Prescription Drug Costs in America

Prescription Drug Costs in America
  • Over 80% of medications filled in the United States are for generic versions.
  • According to the Kaiser Family Foundation (KFF) Health Tracking Poll, more than 90% of Democrats, Independents and Republicans think the government should negotiate with drug companies to lower the cost of medications.
  • 8 of 10 drug manufacturers spend more money on marketing their drugs than on researching and developing them.
  • In 1983, Congress passed the Orphan Drug Act to provide tax incentives for drug manufacturers to prompt them to develop drugs for people with rare diseases. Currently, half of all drugs are produced under this act, which allows them to make prices as high as the manufacturer desires.

There are few things that bring Americans together like the rising cost of prescription drugs. Although people might have disagreements on who should pay for them, we all agree that they are too high.

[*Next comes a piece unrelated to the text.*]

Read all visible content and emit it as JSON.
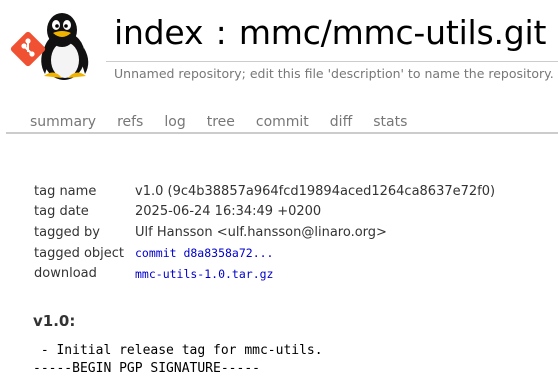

In February, the biggest drug companies in the industry testified before the Senate. In an attempt to justify the high prices of pharmaceuticals, they talked about how it can often cost billions of dollars to develop one new medication. They eventually said that the only way to control the cost of prescriptions would be if the entire system were overhauled.

Blaming the research it takes to develop drugs isn’t the whole story though. Supply and demand come into play. Medication costs are affected by drug supply companies, by how much people are willing to pay to purchase a drug, and, unfortunately, by how necessary it is.

Price Gouging

A couple of examples of price gouging are insulin for diabetics and EpiPens.

Over the last 10 years, insulin prices have tripled, even though the drugs themselves haven’t changed at all. In 2009 Novolog, a commonly prescribed insulin cost $93. If you were to go purchase it today it is almost $300. In fact, all the major insulin makers have been raising their prices around the same time. In 2018, the Minnesota Attorney General filed a lawsuit against the big three insulin makers for price gouging.

Because of the rise in prices, many people on insulin can’t afford to take their medication as prescribed. A survey done by T1International, a diabetes charity, discovered that more than a quarter of all people with type 1 diabetes in America had to ration their insulin in the past year. This was the highest percentage of any high-income country.

EpiPens are another example of a medication that hasn’t changed, except for the price. In 2007, an EpiPen cost about $50, but eventually, the price increased to $600 for a two-pack.

So although pharmaceutical companies might infer drug prices are a reflection of the time and effort that went into developing them, that obviously isn’t the case.

Politicians on both sides of the aisle have been working toward lowering prescription drug costs. Since Donald Trump became president, prices have been steadily falling almost every month. Hopefully, this trend will continue.